Catholic literacy
Walk into any South African shopping mall of a certain size, and you are likely to find a classy media centre aimed at Christians of an evangelical bent. These shops stock a wide variety of books and CDs, and attract good numbers of patrons, many of them young people.
Their evidently thriving existence is attributable to a culture of media consciousness in the church communities they serve. Like St Paul and the evangelists before them, the evangelical churches have recognised that the most effective means of evangelisation is through the media.
Contrast this with the situation of social communications in the Catholic Church in South Africa. Our communities can sustain at most two Catholic bookshops in urban centres, fewer in smaller cities, because of limited demand for Catholic reading. A Catholic bookshop in a flashy mall is an unthinkable proposition, as is the idea that secular bookshops might carry a range of Catholic books.
Simply put, the local Church lacks a culture of Catholic reading, a reality that expresses itself also in the difficulties that this newspaper and other Catholic periodicals experience in increasing circulation.
Research is required to establish the precise reasons for this. Some, however, are immediately apparent.
For one, most Catholics lack a commitment to their faith. For them, the Christian obligation is fulfilled at Sunday Mass, a bargain that lasts till next Sunday. Consuming Christian literature is secondary to the lifestyle magazine or the Sunday newspaper (never mind the electronic alternatives of TV, PC, DVD or PS2).
This tendency points to a failure in the formation of the Catholic community; a failure our evangelical peers have escaped. Indeed, the success of their media apostolate is likely to feed itself.
It is ironic that this neglect should have gathered pace at the same time as the Church has had at its head the most media savvy of pontiffs. Pope John Paul II has communicated his message through all available media, except perhaps film. All the way, the local Church has virtually disengaged itself from the social communications apostolate, with some exceptions.

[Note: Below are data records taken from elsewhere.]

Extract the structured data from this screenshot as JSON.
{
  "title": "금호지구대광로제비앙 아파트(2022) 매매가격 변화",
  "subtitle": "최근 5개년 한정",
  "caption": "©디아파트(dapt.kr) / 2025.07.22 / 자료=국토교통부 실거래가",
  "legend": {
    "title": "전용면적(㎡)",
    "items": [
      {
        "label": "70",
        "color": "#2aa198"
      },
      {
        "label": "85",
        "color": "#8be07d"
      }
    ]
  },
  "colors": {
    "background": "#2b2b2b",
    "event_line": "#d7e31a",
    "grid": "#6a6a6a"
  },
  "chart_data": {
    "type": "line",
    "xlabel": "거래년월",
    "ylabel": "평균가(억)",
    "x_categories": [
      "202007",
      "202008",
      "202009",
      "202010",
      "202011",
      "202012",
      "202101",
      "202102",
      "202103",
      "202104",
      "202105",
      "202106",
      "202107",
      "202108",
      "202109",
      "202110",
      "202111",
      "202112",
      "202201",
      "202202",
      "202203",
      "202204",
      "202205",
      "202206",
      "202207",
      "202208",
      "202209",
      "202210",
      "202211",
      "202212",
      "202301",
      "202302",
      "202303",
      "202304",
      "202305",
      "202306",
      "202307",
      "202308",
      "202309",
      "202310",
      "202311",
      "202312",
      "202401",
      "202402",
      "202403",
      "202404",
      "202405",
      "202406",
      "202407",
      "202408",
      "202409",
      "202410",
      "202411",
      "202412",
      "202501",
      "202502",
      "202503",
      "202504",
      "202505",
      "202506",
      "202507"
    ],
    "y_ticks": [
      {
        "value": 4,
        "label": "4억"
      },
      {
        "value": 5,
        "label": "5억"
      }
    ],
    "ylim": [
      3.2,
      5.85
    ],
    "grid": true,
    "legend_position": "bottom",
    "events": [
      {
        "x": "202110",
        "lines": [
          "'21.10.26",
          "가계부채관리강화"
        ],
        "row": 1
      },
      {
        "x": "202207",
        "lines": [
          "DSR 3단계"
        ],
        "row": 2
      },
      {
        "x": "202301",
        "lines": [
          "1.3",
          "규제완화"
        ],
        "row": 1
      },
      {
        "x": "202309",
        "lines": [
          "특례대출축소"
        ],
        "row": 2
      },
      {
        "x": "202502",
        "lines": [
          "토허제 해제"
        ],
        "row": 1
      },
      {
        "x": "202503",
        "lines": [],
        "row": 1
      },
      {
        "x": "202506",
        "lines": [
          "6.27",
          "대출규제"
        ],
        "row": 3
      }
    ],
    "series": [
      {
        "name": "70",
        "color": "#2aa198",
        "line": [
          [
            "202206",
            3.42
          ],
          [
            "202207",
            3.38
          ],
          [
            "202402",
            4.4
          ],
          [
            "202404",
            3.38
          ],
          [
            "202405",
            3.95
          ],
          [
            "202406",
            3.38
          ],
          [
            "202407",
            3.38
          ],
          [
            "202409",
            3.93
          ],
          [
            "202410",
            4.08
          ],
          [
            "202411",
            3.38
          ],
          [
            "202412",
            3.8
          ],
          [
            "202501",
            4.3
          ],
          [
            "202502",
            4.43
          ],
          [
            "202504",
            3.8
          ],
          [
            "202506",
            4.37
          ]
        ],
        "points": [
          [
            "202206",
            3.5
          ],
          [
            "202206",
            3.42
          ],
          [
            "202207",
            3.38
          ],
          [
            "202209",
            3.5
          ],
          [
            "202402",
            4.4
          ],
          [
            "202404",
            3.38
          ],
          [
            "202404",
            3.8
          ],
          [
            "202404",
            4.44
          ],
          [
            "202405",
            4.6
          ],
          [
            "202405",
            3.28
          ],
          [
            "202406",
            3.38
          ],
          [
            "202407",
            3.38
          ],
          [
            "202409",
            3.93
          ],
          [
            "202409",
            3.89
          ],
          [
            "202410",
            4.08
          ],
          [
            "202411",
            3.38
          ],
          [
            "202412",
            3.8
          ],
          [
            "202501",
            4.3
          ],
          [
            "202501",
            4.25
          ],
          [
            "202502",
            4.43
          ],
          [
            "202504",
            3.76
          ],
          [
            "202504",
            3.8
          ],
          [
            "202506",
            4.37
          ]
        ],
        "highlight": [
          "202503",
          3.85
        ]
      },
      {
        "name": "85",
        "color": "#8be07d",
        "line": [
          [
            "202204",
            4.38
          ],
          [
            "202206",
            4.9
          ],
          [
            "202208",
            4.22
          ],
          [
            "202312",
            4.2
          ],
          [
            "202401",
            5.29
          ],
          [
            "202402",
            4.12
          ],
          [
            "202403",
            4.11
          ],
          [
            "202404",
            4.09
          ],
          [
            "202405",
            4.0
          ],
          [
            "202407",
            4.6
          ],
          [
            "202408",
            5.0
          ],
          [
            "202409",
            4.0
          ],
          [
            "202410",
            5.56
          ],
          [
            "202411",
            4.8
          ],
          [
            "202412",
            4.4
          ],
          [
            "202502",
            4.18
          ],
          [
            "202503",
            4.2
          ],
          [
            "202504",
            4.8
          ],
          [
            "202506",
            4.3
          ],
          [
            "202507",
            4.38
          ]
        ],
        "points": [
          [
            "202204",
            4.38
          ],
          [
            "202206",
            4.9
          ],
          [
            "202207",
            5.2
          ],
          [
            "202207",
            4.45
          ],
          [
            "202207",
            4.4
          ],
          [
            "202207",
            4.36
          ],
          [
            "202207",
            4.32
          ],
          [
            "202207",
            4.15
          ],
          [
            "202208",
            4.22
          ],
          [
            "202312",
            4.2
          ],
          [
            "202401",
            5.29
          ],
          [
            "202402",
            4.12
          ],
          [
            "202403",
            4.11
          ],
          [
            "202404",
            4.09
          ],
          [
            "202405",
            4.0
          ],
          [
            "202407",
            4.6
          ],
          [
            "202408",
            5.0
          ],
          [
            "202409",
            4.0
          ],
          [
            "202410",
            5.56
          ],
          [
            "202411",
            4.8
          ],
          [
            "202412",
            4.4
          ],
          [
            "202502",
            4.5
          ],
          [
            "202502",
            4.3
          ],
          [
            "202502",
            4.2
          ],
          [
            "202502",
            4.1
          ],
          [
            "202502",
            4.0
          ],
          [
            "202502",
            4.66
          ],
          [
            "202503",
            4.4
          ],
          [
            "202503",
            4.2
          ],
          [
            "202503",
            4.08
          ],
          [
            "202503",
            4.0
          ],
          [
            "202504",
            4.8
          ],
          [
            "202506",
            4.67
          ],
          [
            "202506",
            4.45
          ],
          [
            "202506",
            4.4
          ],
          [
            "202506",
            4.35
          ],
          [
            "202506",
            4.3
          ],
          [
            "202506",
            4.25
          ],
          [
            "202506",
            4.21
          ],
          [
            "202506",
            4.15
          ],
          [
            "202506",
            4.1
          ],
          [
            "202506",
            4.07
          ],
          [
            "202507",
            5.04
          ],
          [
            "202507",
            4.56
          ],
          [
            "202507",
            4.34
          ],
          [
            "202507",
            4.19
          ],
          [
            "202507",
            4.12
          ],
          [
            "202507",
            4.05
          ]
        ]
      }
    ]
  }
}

This has been most evident in the Southern African Catholic Bishops’ Conference, where what once was a Social Communications Commission, the highest rank of department within the conference, was gradually downgraded to the status of desk, the lowest level. Even today, it is staffed only by two part-time (albeit highly competent) workers, both priests with parishes to run. This cannot be satisfactory.
A great burden of the failure in Catholic literacy rests also on those parishes that have suspended the social communications apostolate; a greater burden yet on those where that apostolate has been undermined.
So, what is to be done?
The will to tackle this crucial matter must be found, on all levels. The bishops have made an encouraging start by fixing the date for the annual Social Communications Sunday, which will now be observed on the first Sunday in September with a second collection (but will the parishes follow?).
More needs to be done. The bishops may see value in launching a Catholic Literacy Campaign. Such a campaign could serve to promote the idea of reading Catholic books and publications on parish level, involving both clergy and laity.
Catholic literacy is elementary in the on-going formation of the faithful. The prevailing apathy, never mind opposition, to Catholic media can do only harm to the Church.